L’intervento psicologico si struttura analizzando la complessità del quadro sintomatologico, comprendente la dimensione cognitiva, fisiologica, comportamentale, affettiva, psicologica e socio relazionale della Persona e si può avvalere di diversificati approcci metodologici in base all’unicità del caso, tra i quali quelli derivanti dal modello sistemico – relazionale, di quello dell’ipnosi ericksoniana, oltreché della terapia EMDR, di tecniche di Mindfulness, tecniche immaginative, tecniche di rilassamento, tecniche di autoipnosi, etc., allo scopo di rintracciare gli schemi automatici e disfunzionali responsabili del mantenimento del sintomo, i quali vanno identificati, destrutturati e ristrutturati, facendo emergere modalità alternative e più adattive di costruzione della realtà.

Attraverso un PERCORSO PERSONALIZZATO, sarà possibile lavorare sulla percezione di un Sé realistico e integrato, sull’immagine corporea che la Persona ha strutturato nel tempo, sui significati emotivi che rappresentano il cibo, l’attività fisica esasperata/esasperante e il bisogno di controllo, come e quando sono stati appresi.

È necessario interrompere i circoli viziosi connessi ai comportamenti scorretti che si instaurano a partire da un pensiero automatico disfunzionale. Si lavorerà sulle emozioni di senso di colpa, vergognarabbiadisgustotristezza e autosvalutazione correlate ai disturbi alimentari, emozioni che predispongono ad un nuovo episodio critico, rafforzando la percezione di non sentirsi degni, mentre la possibilità di tollerare emozioni spiacevoli in modo più adattivo, può porre le basi per indagare gli stati emotivi profondi e i pensieri distorti che sostengono l’espressione della sintomatologia e la relazione con cibo e l’attività fisica, nonché la possibilità di apprendere abilità specifiche per gestire meglio le proprie emozioni senza ricorrere all’utilizzo del cibo e/o all’attività fisica come strumento per veicolarle.
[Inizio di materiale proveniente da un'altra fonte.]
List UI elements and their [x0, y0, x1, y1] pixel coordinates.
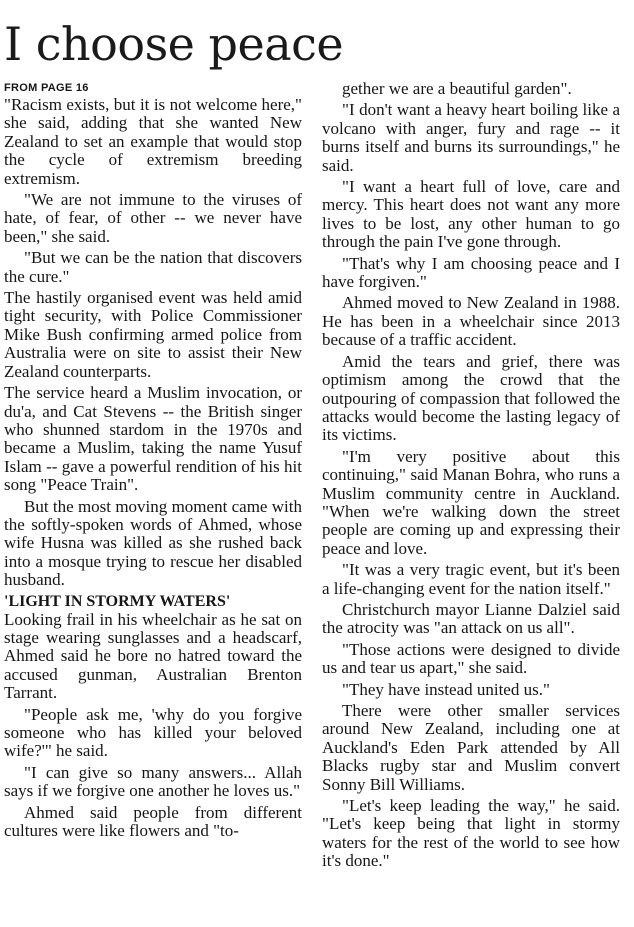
paragraph: There were other smaller services around New Zealand, including one at Auckland's Eden Park attended by All Blacks rugby star and Muslim convert Sonny Bill Williams.	[322, 701, 620, 794]
article-column-right	[322, 80, 620, 874]
paragraph: The hastily organised event was held amid tight security, with Police Commissioner Mike Bush confirming armed police from Australia were on site to assist their New Zealand counterparts.	[4, 288, 302, 381]
paragraph: The service heard a Muslim invocation, or du'a, and Cat Stevens -- the British singer who shunned stardom in the 1970s and became a Muslim, taking the name Yusuf Islam -- gave a powerful rendition of his hit song "Peace Train".	[4, 383, 302, 495]
subheading: 'LIGHT IN STORMY WATERS'	[4, 592, 231, 610]
paragraph: But the most moving moment came with the softly-spoken words of Ahmed, whose wife Husna was killed as she rushed back into a mosque trying to rescue her disabled husband.	[4, 496, 302, 590]
paragraph: Looking frail in his wheelchair as he sat on stage wearing sunglasses and a headscarf, Ahmed said he bore no hatred toward the accused gunman, Australian Brenton Tarrant.	[4, 609, 302, 703]
paragraph: Ahmed said people from different cultures were like flowers and "to-	[4, 802, 302, 841]
paragraph: "I don't want a heavy heart boiling like a volcano with anger, fury and rage -- it burns itself and burns its surroundings," he said.	[322, 100, 620, 175]
paragraph: "Those actions were designed to divide us and tear us apart," she said.	[322, 639, 620, 678]
paragraph: "I'm very positive about this continuing," said Manan Bohra, who runs a Muslim community centre in Auckland. "When we're walking down the street people are coming up and expressing their peace and love.	[322, 446, 620, 558]
paragraph: "People ask me, 'why do you forgive someone who has killed your beloved wife?'" he said.	[4, 704, 302, 761]
paragraph: Ahmed moved to New Zealand in 1988. He has been in a wheelchair since 2013 because of a traffic accident.	[322, 293, 620, 350]
paragraph: "They have instead united us."	[342, 679, 550, 699]
headline: I choose peace	[4, 17, 344, 71]
paragraph: "That's why I am choosing peace and I have forgiven."	[322, 253, 620, 292]
paragraph: "But we can be the nation that discovers the cure."	[4, 248, 302, 286]
paragraph: Amid the tears and grief, there was optimism among the crowd that the outpouring of compassion that followed the attacks would become the lasting legacy of its victims.	[322, 351, 620, 445]
paragraph: "Racism exists, but it is not welcome here," she said, adding that she wanted New Zealand to set an example that would stop the cycle of extremism breeding extremism.	[4, 95, 302, 188]
paragraph: "I want a heart full of love, care and mercy. This heart does not want any more lives to be lost, any other human to go through the pain I've gone through.	[322, 177, 620, 252]
article-column-left	[4, 80, 302, 843]
paragraph: "We are not immune to the viruses of hate, of fear, of other -- we never have been," she said.	[4, 190, 302, 246]
continuation-kicker: FROM PAGE 16	[4, 82, 89, 94]
paragraph: gether we are a beautiful garden".	[342, 79, 572, 98]
paragraph: "It was a very tragic event, but it's been a life-changing event for the nation itself."	[322, 560, 620, 598]
paragraph: Christchurch mayor Lianne Dalziel said the atrocity was "an attack on us all".	[322, 599, 620, 638]
paragraph: "Let's keep leading the way," he said. "Let's keep being that light in stormy waters for the rest of the world to see how it's done."	[322, 796, 620, 871]
paragraph: "I can give so many answers... Allah says if we forgive one another he loves us."	[4, 762, 302, 801]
L’intervento psicologico prevede l’approfondimento della storia di vita della Persona, della storia del sintomo e il significato dello stesso all’interno dei suoi mondi relazionali. Si sostiene la motivazione al cambiamento e si lavora, inoltre, sull’acquisire consapevolezza circa il disturbo alimentare e gli svantaggi psicofisici, affettivi e relazionali che questa condotta comporta nella propria vita e per la propria salute.

L’attenzione sui fattori di rischio e di mantenimento del disturbo del comportamento alimentare può essere significativa in termini di PREVENZIONE e conseguente intervento per non peggiorare la dimensione relazionale, affettiva, emotiva e fisica della Persona.

L’intervento è sostenuto da un ascolto attivo e una comunicazione empatica che possa consentire alla Persona di sentirsi libera di condividere la propria storia, iniziando a trovare delle possibili risposte e soluzioni al proprio disagio.

L’intervento terapeutico deve tener conto anche di questi aspetti: lavorare sul ripristino dell’equilibrio alimentare (gestione dei pasti, scelta dei cibi, etc.), sulla regolazione del sonno, sul sostegno per lo svolgimento di un’attività fisica equilibrata, sia su quei blocchi personali che generano e mantengono la sintomatologia.

Alla Persona deve essere consentito di costruire una storia di vita alternativa emotivamente più funzionale e di svincolarsi da modalità relazionali disfunzionali nella quali è incastrata, giungendo a sperimentare un senso di autoefficacia positivo e un’idea di Sé vincente e libera.